What does it mean for the CPU to be in "invalidation debt"? Unperformed invalidations leave its cache in a stale state as it will keep reading data from invalidated cache lines under the impression they're valid. Thus, we need read memory barriers. Read memory barriers ensure that the invalidation queue gets flushed and, in this case, means the CPU needs to stall until this is done as further processing depends on data written by other CPUs to become visible.
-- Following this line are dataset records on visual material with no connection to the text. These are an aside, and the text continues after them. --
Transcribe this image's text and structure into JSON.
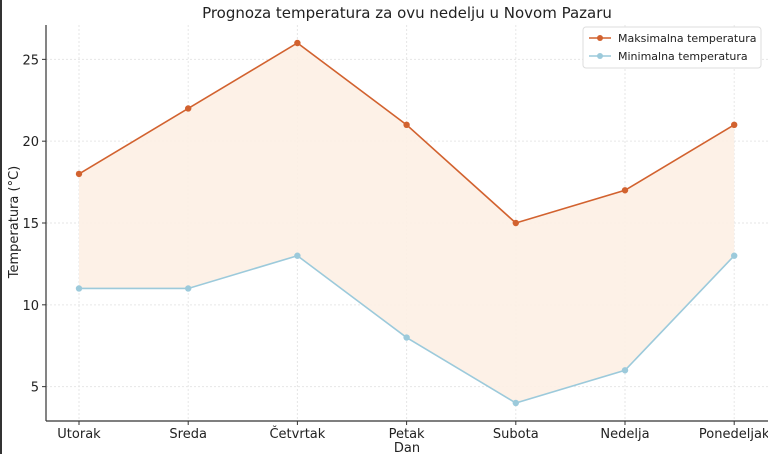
{
  "chart_data": {
    "type": "line",
    "title": "Prognoza temperatura za ovu nedelju u Novom Pazaru",
    "xlabel": "Dan",
    "ylabel": "Temperatura (°C)",
    "categories": [
      "Utorak",
      "Sreda",
      "Četvrtak",
      "Petak",
      "Subota",
      "Nedelja",
      "Ponedeljak"
    ],
    "series": [
      {
        "name": "Maksimalna temperatura",
        "values": [
          18,
          22,
          26,
          21,
          15,
          17,
          21
        ],
        "color": "#d2622f"
      },
      {
        "name": "Minimalna temperatura",
        "values": [
          11,
          11,
          13,
          8,
          4,
          6,
          13
        ],
        "color": "#9ccadb"
      }
    ],
    "fill_between": {
      "color": "#fdf0e4"
    },
    "yticks": [
      5,
      10,
      15,
      20,
      25
    ],
    "ylim": [
      2.9,
      27.1
    ],
    "grid": true,
    "legend": "top-right"
  }
}
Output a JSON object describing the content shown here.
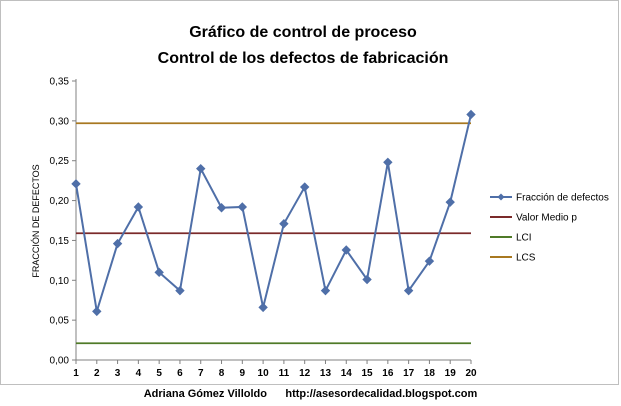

Write, read and general memory barriers
This will have undoubtedly placed some moderate pressure on your brain. So, let's recap together. A write memory barrier ensures that every write preceding the barrier is effectively completed before the one superseding it, from the perspective of some other thread (!). This is done by hiding out-of-order writes in the store buffer as unmarked while waiting for invalidation confirmation of the one we want to appear to have been written before. So once all the marked entries have their matching invalidation confirmations received, the entire store buffer is flushed to the cache, ready for other threads to request access to it.
A read memory barrier ensures that writes done by other threads/CPUs are all visible to the invoking CPU/thread by making sure the invalidation queue is empty and offending cache lines are invalidated, forcing loads to request access to up-to-date information after a cache miss.
General memory barriers combine both read and write memory barriers, which is a more complicated operation that is not always required. Hence on most architectures, these instructions are offered individually.